Tarquin’s Seadog gin is his Navy strength offering. As soon as you stick your nose to the bottle there is an extraordinary parma-violet floral concentration. This gin does use violets, picked from Tarquin’s garden, although it’s interesting that I wasn’t struck by a floral character from the regular gin. I think the chap who sold me the Seadog might had intimated that they adjusted the balance of the botanicals for this expression, but it’s worth noting that the botanical bill includes orris and angelica too, which might actually be where the floral thrust is coming from. Neat I also get a black pepper element. Stirred with ice I notice that the gin louches a bit, testament to the high concentration of essential oils dissolved in all that alcohol.

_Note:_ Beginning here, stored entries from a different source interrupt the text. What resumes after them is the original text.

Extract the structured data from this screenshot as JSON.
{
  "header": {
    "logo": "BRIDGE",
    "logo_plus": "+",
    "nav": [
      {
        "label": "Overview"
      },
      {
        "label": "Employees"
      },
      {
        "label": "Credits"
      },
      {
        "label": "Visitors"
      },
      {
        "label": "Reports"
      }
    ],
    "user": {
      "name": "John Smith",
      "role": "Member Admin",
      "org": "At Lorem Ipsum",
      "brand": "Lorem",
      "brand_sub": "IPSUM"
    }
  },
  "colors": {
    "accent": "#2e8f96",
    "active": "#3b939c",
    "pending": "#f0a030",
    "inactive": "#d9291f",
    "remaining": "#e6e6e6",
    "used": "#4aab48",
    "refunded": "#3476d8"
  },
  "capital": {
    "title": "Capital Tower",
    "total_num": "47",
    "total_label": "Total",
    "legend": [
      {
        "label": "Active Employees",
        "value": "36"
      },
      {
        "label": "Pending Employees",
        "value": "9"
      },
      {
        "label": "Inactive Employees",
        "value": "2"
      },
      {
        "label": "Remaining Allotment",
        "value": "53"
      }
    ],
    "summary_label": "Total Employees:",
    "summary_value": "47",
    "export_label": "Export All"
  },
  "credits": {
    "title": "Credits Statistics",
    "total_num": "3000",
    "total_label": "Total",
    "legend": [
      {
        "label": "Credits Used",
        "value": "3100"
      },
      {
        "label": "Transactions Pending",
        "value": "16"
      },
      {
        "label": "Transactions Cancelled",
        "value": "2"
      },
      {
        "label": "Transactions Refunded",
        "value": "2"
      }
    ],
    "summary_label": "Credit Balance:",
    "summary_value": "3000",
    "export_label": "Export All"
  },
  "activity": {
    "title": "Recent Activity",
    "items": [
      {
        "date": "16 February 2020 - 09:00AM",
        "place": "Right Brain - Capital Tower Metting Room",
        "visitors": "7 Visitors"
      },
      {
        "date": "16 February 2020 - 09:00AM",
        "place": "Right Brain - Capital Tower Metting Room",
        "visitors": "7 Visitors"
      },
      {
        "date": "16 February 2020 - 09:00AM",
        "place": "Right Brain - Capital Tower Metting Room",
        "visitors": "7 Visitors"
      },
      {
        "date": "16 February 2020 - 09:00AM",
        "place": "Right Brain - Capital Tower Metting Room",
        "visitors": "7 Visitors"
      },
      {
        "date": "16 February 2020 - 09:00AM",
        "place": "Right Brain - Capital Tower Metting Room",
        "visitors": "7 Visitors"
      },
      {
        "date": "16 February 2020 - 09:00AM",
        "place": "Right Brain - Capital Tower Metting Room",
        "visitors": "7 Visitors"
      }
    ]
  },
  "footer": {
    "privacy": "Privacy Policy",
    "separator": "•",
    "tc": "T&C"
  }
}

|A Negroni made with Tarquin's Seadog gin|
I try a Seadog Negroni, and once again get proof that this cocktail is a good showcase for Navy strength. Mind you, that’s not to say that the Negroni is the best thing to make with Seadog: the fruity/floral character, while rising clearly above the powerful flavours of the vermouth and Campari, does seem to lend the drink a Jelly Baby character, and I’m not sure that is a good thing.
A Seadog Aviation turns out to be more successful. I confess I was expecting this to be slightly pointless and one-note, given that the cocktail has crème de violette in it anyway, but it’s a profound drink with an intense synergy between the sweet and floral notes and the wood tannin edge of the maraschino—definitely a drink where the distinct barrel-aged character of Luxardo really works. Moreover there is a definite dry violet note floating above the sweet/sour/fruit combination of the liqueur and the lemon juice. (I use Bitter Truth crème de violette, which is pretty dry, and not really like a liqueur at all.)
Finally, I try a couple of White Ladies with the Navy gins (gin, curaçao and lemon juice—it should have egg white too, for a silky texture, but I didn’t have any to hand). Both drinks were a success, though for me the refined coriander backbone of the Trevethan makes for an elegant, patrician beverage that nudges ahead of the floral exuberance of the Seadog version.
* This is based on what Martin Price of SW4 told me.